In particular, Mandel focused on the key concept of the difference in economic value between an off-grid solar-battery system and one that’s connected to the grid. While most early solar systems relied on batteries, the vast majority of newly built PV needs the grid to sell power back to under net metering or feed-in tariff mechanisms.
That trend has allowed grid parity for solar to arrive more than a decade earlier than would have been the case for off-grid systems, he noted. And that, in turn, represents the value that solar-plus-battery-equipped customers are receiving from the grid, and thus the utility.
So far, utilities have mostly tried to seize that value in the form of minimum bills or fixed charges for customers. After all, they argue, most of the grid’s costs are fixed, so customers should share in that burden. But Mandel warned that such approaches not only seem inherently unfair to customers, but they also add costs that make grid power even less attractive in comparison to the solar-storage alternative.
A better approach would find ways to create new regulatory structures to permit costs and values to be realized at the distributed scale, he suggested. One potential example is the process that New York state has kicked off to revamp its regulatory structure, although “some of the danger there is around the ability to make [solar] investments on a twenty-year time horizon” which may be threatened if stable power purchase agreements and net metering contracts are replaced by market forces.
Mandel reiterated that RMI’s work isn’t aimed at predicting if or when customers will start to dissolve their ties with their local utility.

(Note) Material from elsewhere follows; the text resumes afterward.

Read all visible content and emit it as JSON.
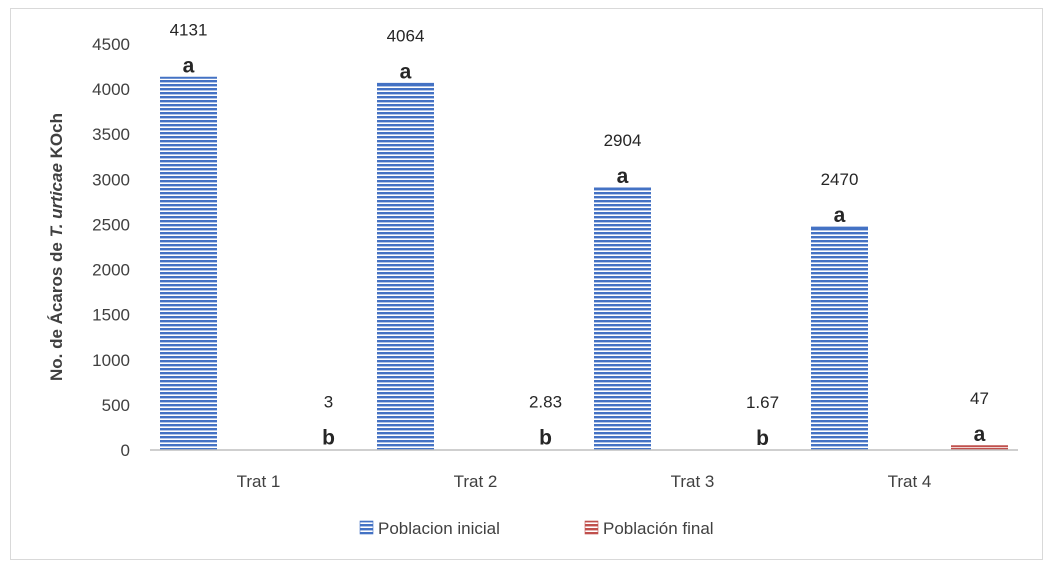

Instead, it’s meant to provide a framework for predicting when that option will become cost-effective from the point of view of consumers.
But economics don’t entirely dictate how individuals behave, he added. For example, the handful of companies like SolarCity that are offering homeowners batteries for use with their solar panels aren’t able to justify the costs solely on the basis of the value of emergency backup they provide. Instead, those customers are seeking security, independence, or some other value that doesn’t convert smoothly into dollars and cents.

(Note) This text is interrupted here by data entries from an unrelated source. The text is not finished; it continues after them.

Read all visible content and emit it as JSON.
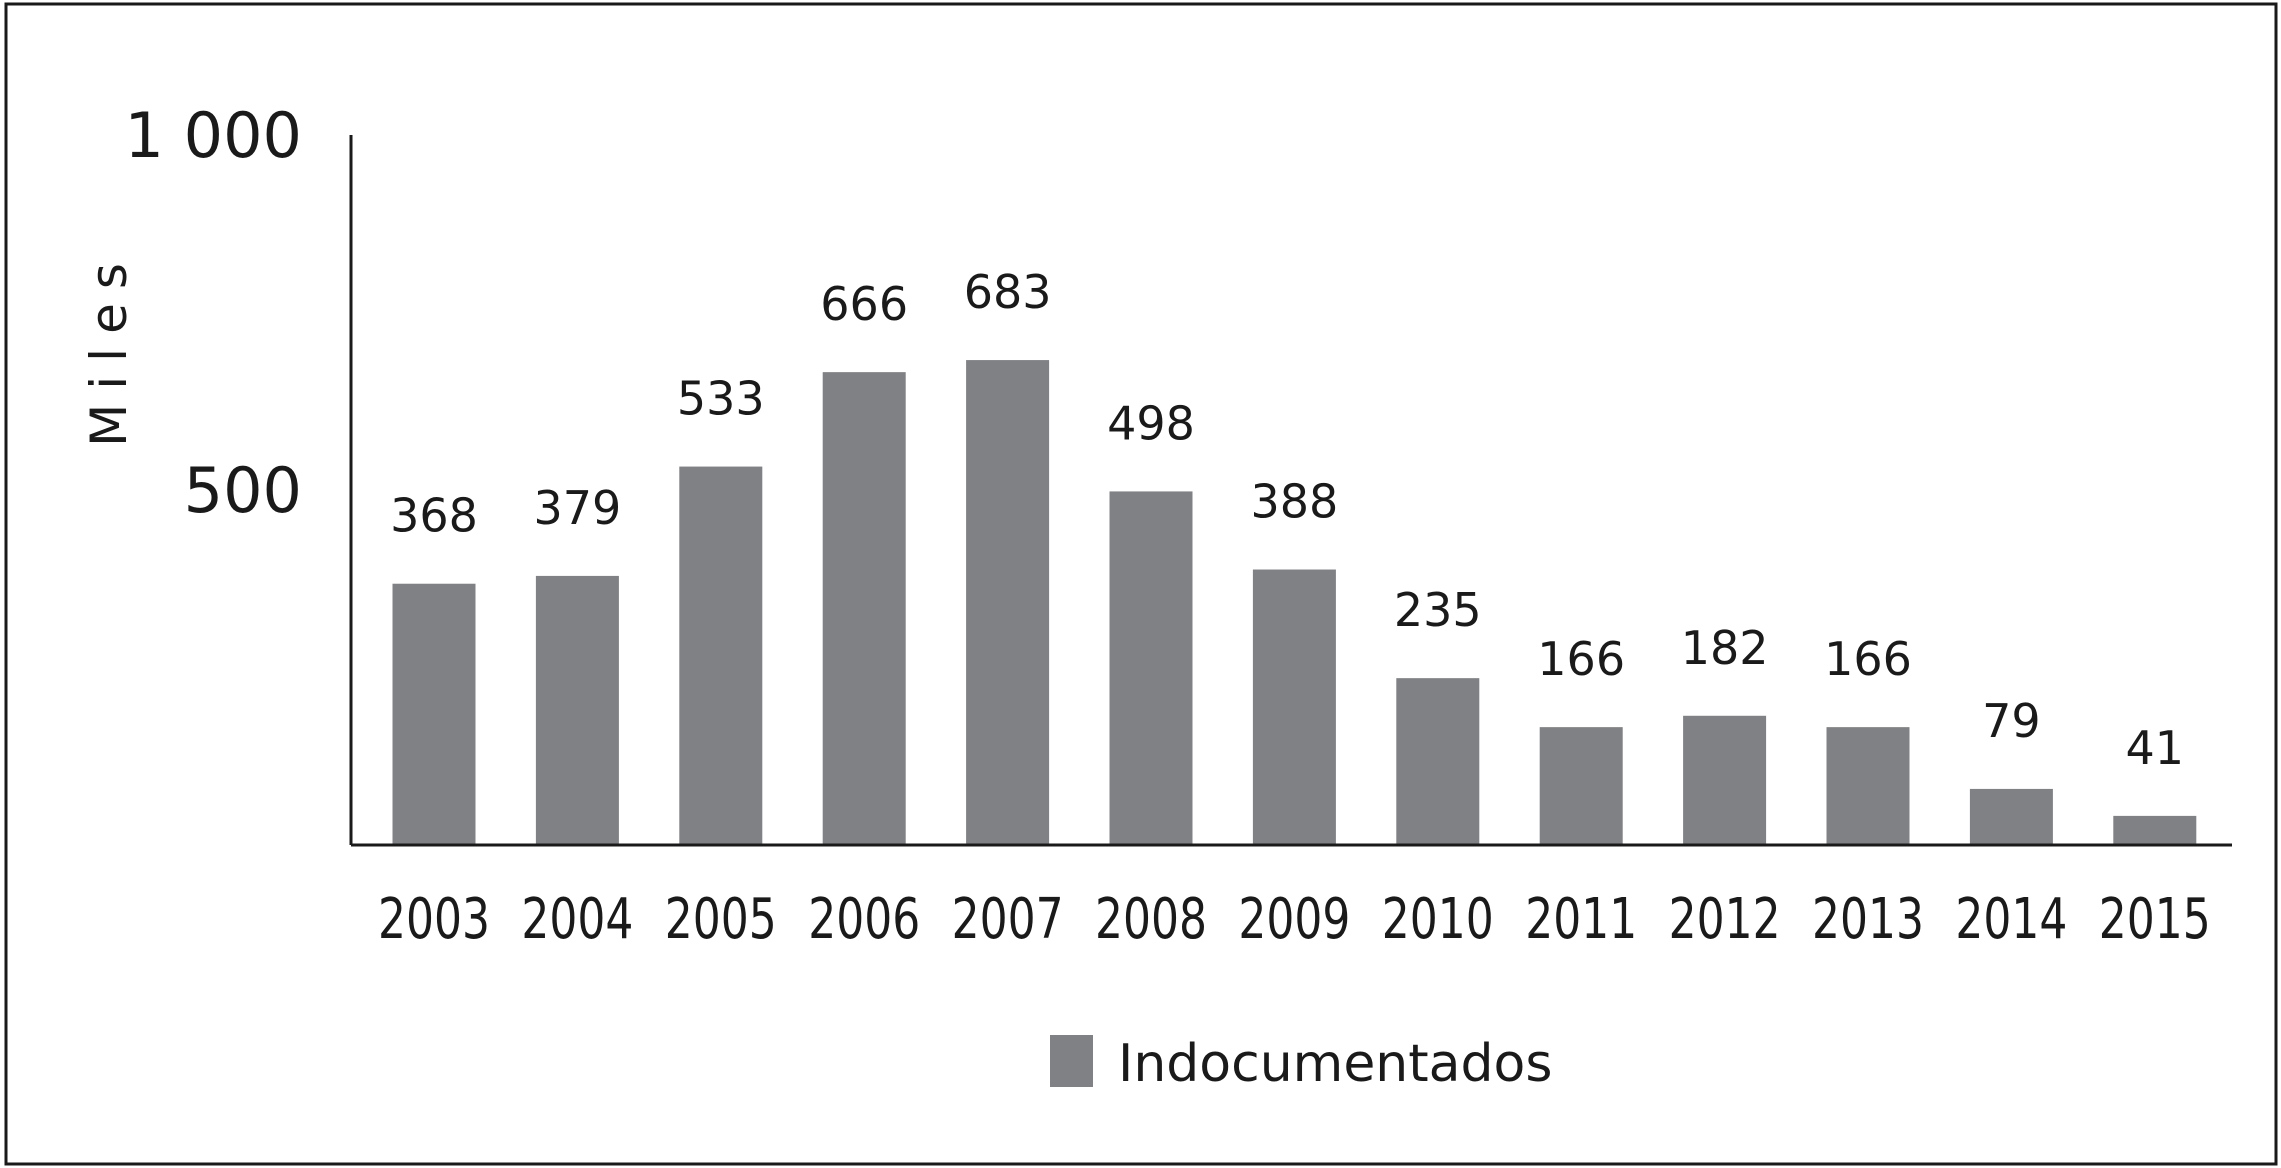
{
  "chart_data": {
    "type": "bar",
    "categories": [
      "2003",
      "2004",
      "2005",
      "2006",
      "2007",
      "2008",
      "2009",
      "2010",
      "2011",
      "2012",
      "2013",
      "2014",
      "2015"
    ],
    "series": [
      {
        "name": "Indocumentados",
        "values": [
          368,
          379,
          533,
          666,
          683,
          498,
          388,
          235,
          166,
          182,
          166,
          79,
          41
        ]
      }
    ],
    "data_labels": [
      "368",
      "379",
      "533",
      "666",
      "683",
      "498",
      "388",
      "235",
      "166",
      "182",
      "166",
      "79",
      "41"
    ],
    "ylabel": "Miles",
    "y_tick_labels": [
      "500",
      "1 000"
    ],
    "y_ticks": [
      500,
      1000
    ],
    "ylim": [
      0,
      1000
    ],
    "grid": false,
    "legend_position": "bottom-center",
    "colors": {
      "bar": "#808184",
      "axis": "#1a1a1a",
      "frame": "#1a1a1a"
    }
  }
}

The core lesson, Mandel said, is that “consumers are going to do what they want -- and they’re not going to do what you want, unless they’re being incentivized economically. What’s really important is that you acknowledge that the customer has choice, and set up systems to allow them to participate in the market and get paid for them.”
RMI is working with a few utilities that are exploring options on this front, he said. One concept RMI is exploring is a “hot spot manager,” or technology that can detect and predict where rising solar PV penetration will start to create problems on certain portions of the grid.
“If you know where a distributed investment will help your capex, you really want to see solar installed there. Whether you install it yourself, whether you streamline permitting,” or find other ways to drive solar to the spots most beneficial to the grid, there should be ways to share the benefits with the customers -- particularly if installing the solar and batteries is less expensive than the other alternatives, he noted.
That’s the kind of analysis that utilities in states like California and Hawaii are undertaking to grasp the complexities of their distributed-resource-rich grids, and that many others are testing with government and corporate research partners. But in a truly distributed grid future, it’s going to be the rule, not the exception, for how utilities manage their assets and their customers.